Réfugiés en Thaïlande
 

Le responsable de la KNU chargé des affaires étrangères, Padoh Saw Taw Nee, a déclaré à l’Agence France-Presse que plus de cent personnes avaient franchi vendredi la frontière pour se réfugier en Thaïlande.

« Ils n’ont que deux options, s’enfoncer dans la jungle ou traverser [la frontière] pour se réfugier en Thaïlande », a-t-il dit. Les combats ont aussi fait plus de 30 000 déplacés dans cette région, d’après le Bureau de la coordination des affaires humanitaires de l’ONU (Ocha).

Les affrontements se sont également poursuivis dans le nord du Myanmar entre les militaires et une autre faction ethnique, l’Armée pour l’indépendance kachin (KIA).

Un humanitaire a indiqué à l’AFP que l’armée a mené trois raids aériens vendredi dans le district de Momauk.
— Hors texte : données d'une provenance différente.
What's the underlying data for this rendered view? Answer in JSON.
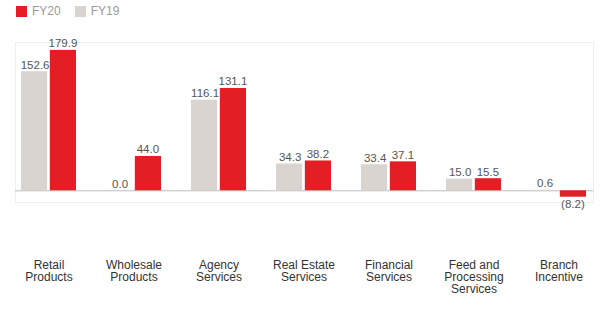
{
  "chart_data": {
    "type": "bar",
    "categories": [
      "Retail Products",
      "Wholesale Products",
      "Agency Services",
      "Real Estate Services",
      "Financial Services",
      "Feed and Processing Services",
      "Branch Incentive"
    ],
    "series": [
      {
        "name": "FY19",
        "color": "#d9d4cf",
        "values": [
          152.6,
          0.0,
          116.1,
          34.3,
          33.4,
          15.0,
          0.6
        ],
        "value_labels": [
          "152.6",
          "0.0",
          "116.1",
          "34.3",
          "33.4",
          "15.0",
          "0.6"
        ]
      },
      {
        "name": "FY20",
        "color": "#e31e24",
        "values": [
          179.9,
          44.0,
          131.1,
          38.2,
          37.1,
          15.5,
          -8.2
        ],
        "value_labels": [
          "179.9",
          "44.0",
          "131.1",
          "38.2",
          "37.1",
          "15.5",
          "(8.2)"
        ]
      }
    ],
    "ylim": [
      -15,
      190
    ],
    "yticks": [
      0
    ],
    "grid": true,
    "legend": "top-left",
    "data_labels": true,
    "tick_labels": "x"
  }
}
Un habitant a été tué, selon cette source.

Manifestations quotidiennes
 

Les manifestations quotidiennes contre le putsch se sont poursuivies : vendredi des manifestants sont descendus dans les rues de Rangoun sous de torrentielles pluies de mousson.

En attendant, la junte poursuit sa répression sanglante.

Près de 760 civils sont tombés sous les balles de la police et de l’armée ces trois derniers mois, d’après l’Association d’assistance aux prisonniers politiques (AAPP).

La junte, qui considère cette ONG comme une organisation illégale, fait état d’un bilan beaucoup moins lourd (258 morts au 15 avril), qualifiant les manifestants d’ « émeutiers » se livrant à « des actes de terrorisme ».

Une réunion du Conseil de sécurité de l’ONU sans déclaration commune

Le Conseil de sécurité de l’ONU a tenu vendredi une nouvelle réunion à huis clos sur le Myanmar sans réussir à se mettre d’accord sur une déclaration commune en raison d’une opposition de la Chine et de la Russie, selon des diplomates. La session avait été convoquée par le Vietnam afin de présenter les conclusions du récent sommet en Indonésie de l’Association des nations d’Asie du sud-est (ASEAN), qui doit nommer un émissaire pour aider à dénouer la crise consécutive au coup d’État du 1er février. Rédigé par le Royaume-Uni, un projet de déclaration n’a pas obtenu l’accord de Pékin et de Moscou. Obtenu par l’AFP, il prévoyait d’apporter un « plein soutien au rôle central de l’ASEAN » et d’encourager une visite au Myanmar de l’émissaire de l’ONU, Christine Schraner Burgener, « aussitôt que possible ».